UN move means Tokyo unable to declare economic zone around atoll
Tokyo's bid to upgrade the status of a Pacific atoll into an island, and claim an exclusive economic zone around it, was dismissed by the United Nations.
China welcomed the decision as "fair and reasonable".
"Japan's claim of an outer continental shelf based on Okinotori Atoll was not acknowledged by the Commission on the Limits of the Continental Shelf," Foreign Ministry spokesman Hong Lei, said on Wednesday, quoting information released by the UN agency.
The UN dismissal prevents Japan claiming the Okinotori Atoll as an island. An "island" designation allows a state to proclaim a 200-nautical mile exclusive economic zone around it and sole rights to resources within the zone.
The atoll is a group of rocks, some 1,700 kilometers south of Tokyo. Japan has spent large sums of money for more than two decades on buttressing it to prevent it from disappearing into the sea.
Japanese officials said in April that the UN commission agreed with Japan that the sea basin north of the atoll was part of its continental shelf. This, they said, classified Okinotori as an island and territorial "base point".
Hong said that Japan submitted a request to the commission covering some 740,000 square kilometers of what it called its continental shelf. But the commission recognized only 310,000 sq km.
Crucially, the area where the atoll is based was not recognized, Hong said.
"Japan's allegation that Okinotori Atoll has been adopted by the commission as an 'island' is absolutely baseless," Hong said.
The Japanese Diet approved a law in 2010 that gives the government the authority to manage and control specific, remote, uninhabited "islets" to expand the exclusive economic zone. Okinotori was among the leading candidates.
If successful, Japan could claim a zone of about 400,000 sq km, almost the size of its land territory and the continental shelf would spread 740,000 sq km around Okinotori.
Japan's rash claim in April, before the commission had actually made its final decision, was misleading, Liu Nanlai, an international law expert with the Chinese Academy of Social Sciences, said.

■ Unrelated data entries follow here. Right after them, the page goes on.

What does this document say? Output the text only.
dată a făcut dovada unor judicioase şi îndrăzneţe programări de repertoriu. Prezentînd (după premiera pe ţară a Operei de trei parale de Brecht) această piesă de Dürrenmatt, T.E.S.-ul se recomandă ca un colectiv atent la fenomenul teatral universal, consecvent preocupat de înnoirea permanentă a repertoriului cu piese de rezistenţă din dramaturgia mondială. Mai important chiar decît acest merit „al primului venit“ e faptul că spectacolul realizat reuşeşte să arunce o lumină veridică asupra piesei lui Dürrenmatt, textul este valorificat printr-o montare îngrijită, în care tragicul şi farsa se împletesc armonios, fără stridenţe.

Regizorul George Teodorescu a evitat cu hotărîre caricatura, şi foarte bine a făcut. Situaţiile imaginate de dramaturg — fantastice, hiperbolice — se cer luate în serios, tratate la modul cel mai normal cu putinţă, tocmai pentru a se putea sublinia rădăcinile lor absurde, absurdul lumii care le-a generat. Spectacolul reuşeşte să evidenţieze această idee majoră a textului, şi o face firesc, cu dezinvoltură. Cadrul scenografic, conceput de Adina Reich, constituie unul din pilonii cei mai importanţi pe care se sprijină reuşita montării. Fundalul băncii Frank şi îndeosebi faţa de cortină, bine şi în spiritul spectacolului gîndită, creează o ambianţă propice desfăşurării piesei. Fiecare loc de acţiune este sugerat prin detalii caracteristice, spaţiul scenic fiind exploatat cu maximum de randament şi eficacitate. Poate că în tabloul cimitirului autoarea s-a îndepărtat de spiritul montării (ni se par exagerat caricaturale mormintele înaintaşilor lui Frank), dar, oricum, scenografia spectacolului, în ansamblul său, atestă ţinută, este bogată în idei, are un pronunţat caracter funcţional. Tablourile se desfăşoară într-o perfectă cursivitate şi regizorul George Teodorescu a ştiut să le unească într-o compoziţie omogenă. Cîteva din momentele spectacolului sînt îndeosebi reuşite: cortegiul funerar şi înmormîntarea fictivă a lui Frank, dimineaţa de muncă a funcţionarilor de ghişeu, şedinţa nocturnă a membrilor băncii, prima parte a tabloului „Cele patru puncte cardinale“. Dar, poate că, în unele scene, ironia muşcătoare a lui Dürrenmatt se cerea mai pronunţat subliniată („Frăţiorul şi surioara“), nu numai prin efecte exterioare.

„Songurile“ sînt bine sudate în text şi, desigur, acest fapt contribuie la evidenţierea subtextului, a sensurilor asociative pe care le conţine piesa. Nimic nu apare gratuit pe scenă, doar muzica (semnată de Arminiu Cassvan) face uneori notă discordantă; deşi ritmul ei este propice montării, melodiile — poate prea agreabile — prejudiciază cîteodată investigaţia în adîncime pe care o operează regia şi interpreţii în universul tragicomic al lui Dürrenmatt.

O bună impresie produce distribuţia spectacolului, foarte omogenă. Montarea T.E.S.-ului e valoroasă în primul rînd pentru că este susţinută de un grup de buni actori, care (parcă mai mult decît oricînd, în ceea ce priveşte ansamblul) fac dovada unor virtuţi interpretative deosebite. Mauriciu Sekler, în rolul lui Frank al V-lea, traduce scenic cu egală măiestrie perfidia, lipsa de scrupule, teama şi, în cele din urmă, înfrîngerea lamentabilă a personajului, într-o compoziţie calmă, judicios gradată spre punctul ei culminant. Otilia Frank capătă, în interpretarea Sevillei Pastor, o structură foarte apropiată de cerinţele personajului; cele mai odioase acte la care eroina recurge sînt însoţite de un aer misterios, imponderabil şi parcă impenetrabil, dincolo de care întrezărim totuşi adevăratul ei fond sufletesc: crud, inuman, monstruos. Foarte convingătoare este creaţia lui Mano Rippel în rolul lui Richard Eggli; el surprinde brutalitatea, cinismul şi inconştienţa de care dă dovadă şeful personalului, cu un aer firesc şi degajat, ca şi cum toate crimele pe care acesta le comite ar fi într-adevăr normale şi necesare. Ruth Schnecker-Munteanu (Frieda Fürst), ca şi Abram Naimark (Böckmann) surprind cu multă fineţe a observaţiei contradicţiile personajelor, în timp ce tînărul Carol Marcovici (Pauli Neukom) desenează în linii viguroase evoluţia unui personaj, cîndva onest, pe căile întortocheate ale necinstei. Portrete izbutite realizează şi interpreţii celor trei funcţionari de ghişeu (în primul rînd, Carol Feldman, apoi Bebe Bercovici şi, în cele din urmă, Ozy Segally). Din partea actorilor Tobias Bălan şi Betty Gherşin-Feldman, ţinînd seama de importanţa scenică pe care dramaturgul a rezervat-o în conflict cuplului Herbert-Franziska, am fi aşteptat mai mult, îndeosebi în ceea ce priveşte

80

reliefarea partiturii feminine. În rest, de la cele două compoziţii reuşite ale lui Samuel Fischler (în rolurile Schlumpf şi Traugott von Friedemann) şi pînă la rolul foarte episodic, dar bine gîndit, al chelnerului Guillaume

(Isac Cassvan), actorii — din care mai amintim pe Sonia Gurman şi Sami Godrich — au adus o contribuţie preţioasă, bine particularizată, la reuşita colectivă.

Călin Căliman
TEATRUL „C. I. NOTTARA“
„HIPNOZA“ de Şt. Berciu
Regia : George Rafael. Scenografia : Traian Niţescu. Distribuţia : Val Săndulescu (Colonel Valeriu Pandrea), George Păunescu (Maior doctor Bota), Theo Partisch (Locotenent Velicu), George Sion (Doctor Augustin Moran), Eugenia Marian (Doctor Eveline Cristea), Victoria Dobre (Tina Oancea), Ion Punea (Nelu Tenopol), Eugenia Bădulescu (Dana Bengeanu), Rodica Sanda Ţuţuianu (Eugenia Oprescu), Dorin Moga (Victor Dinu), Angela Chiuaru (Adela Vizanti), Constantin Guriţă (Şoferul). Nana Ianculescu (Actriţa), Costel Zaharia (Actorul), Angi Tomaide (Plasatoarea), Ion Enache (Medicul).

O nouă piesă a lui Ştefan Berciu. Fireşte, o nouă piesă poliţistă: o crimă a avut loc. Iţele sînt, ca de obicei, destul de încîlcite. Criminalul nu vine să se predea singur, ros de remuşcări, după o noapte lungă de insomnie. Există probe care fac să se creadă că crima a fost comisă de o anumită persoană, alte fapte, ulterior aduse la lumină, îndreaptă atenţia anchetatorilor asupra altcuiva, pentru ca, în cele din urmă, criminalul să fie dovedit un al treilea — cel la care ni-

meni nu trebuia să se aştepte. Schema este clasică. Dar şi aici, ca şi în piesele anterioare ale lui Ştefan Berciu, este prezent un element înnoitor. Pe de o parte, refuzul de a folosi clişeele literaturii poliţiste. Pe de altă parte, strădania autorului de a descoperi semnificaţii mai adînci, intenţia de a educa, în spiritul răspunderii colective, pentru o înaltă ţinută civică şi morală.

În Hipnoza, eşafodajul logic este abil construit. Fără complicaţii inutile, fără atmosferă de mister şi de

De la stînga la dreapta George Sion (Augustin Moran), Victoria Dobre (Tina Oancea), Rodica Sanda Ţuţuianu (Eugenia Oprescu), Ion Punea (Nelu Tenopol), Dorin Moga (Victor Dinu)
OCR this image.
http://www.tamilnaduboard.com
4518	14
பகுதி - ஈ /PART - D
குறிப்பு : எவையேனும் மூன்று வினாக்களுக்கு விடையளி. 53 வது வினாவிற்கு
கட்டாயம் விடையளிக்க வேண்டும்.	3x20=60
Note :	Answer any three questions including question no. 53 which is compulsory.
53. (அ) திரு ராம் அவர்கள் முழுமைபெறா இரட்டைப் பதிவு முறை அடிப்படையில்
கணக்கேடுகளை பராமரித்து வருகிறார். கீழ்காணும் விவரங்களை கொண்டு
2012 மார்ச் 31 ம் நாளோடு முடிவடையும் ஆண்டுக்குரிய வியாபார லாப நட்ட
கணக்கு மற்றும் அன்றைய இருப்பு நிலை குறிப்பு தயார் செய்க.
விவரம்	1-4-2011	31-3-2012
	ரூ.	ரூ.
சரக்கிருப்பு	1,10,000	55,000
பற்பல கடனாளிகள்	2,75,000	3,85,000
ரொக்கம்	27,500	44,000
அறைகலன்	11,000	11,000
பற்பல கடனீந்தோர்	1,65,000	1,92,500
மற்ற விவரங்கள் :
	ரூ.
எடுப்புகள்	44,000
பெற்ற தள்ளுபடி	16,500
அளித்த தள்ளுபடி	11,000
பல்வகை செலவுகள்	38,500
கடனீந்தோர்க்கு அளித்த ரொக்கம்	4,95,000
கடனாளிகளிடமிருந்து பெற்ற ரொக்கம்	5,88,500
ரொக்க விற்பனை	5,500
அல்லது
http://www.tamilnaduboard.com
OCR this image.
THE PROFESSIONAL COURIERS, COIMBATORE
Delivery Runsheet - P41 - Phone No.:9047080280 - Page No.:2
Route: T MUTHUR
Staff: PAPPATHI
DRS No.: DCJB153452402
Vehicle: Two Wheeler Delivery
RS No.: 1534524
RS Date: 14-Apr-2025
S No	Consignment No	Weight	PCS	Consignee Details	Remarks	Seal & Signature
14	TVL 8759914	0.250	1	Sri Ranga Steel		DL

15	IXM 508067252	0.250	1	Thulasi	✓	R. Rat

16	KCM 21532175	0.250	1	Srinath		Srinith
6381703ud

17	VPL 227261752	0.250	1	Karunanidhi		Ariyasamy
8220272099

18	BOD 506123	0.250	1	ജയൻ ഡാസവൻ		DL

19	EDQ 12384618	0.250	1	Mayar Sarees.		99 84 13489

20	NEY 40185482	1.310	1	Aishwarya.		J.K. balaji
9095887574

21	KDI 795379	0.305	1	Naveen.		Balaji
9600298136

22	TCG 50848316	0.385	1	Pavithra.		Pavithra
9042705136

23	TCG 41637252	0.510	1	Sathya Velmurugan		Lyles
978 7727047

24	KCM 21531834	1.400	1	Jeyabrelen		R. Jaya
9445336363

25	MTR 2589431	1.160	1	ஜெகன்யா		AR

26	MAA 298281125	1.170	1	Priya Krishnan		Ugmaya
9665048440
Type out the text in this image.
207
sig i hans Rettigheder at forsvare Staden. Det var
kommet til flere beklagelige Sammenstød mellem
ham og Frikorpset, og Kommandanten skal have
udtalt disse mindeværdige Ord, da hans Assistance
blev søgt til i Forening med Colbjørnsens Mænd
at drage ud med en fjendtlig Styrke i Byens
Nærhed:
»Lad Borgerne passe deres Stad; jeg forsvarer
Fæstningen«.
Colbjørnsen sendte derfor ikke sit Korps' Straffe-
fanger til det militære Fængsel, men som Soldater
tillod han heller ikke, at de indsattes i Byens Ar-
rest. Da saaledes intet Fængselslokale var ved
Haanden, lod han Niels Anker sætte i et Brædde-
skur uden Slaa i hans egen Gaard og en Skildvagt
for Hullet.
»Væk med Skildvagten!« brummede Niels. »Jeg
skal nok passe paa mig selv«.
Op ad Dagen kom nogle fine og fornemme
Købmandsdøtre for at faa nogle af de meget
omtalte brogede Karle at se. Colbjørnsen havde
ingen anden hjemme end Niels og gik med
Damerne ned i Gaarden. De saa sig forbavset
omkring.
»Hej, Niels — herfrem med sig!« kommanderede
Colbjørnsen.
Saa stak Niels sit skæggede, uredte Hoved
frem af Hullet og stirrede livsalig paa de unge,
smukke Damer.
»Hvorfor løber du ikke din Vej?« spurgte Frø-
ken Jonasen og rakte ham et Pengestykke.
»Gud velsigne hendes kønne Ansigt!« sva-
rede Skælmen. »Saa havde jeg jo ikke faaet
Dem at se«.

Okinotori is strategically vital, said Liang Fang, a professor at the Strategic Research Institute at the National Defense University of the People's Liberation Army.
"Besides hampering freedom of navigation, a possible military base on the atoll would contain China's normal naval activities," she said.
On top of this, other countries would not be allowed to fish or share rich natural resources in an exclusive economic zone that is clearly part of international waters, Li Jiabiao, deputy director of the Second Institute of Oceanography, a research body under the State Oceanic Administration, said.
If the atoll had been classified as an island, Japan would reap most of the profits from the resources instead of sharing about half with the intergovernmental International Seabed Authority, he said. The authority helps control activities beyond territorial waters.
Calling the atoll an island "would shrink international waters" and damage global maritime interests, he said.
Several countries, including China, the Republic of Korea and Australia, were concerned about Japan's moves and have repeatedly expressed these concerns to the UN secretary-general, Hong said. According to Article 121 of the United Nations Convention on the Law of the Sea, rocks that cannot sustain human habitation or economic life of their own shall have no exclusive economic zone or continental shelf status.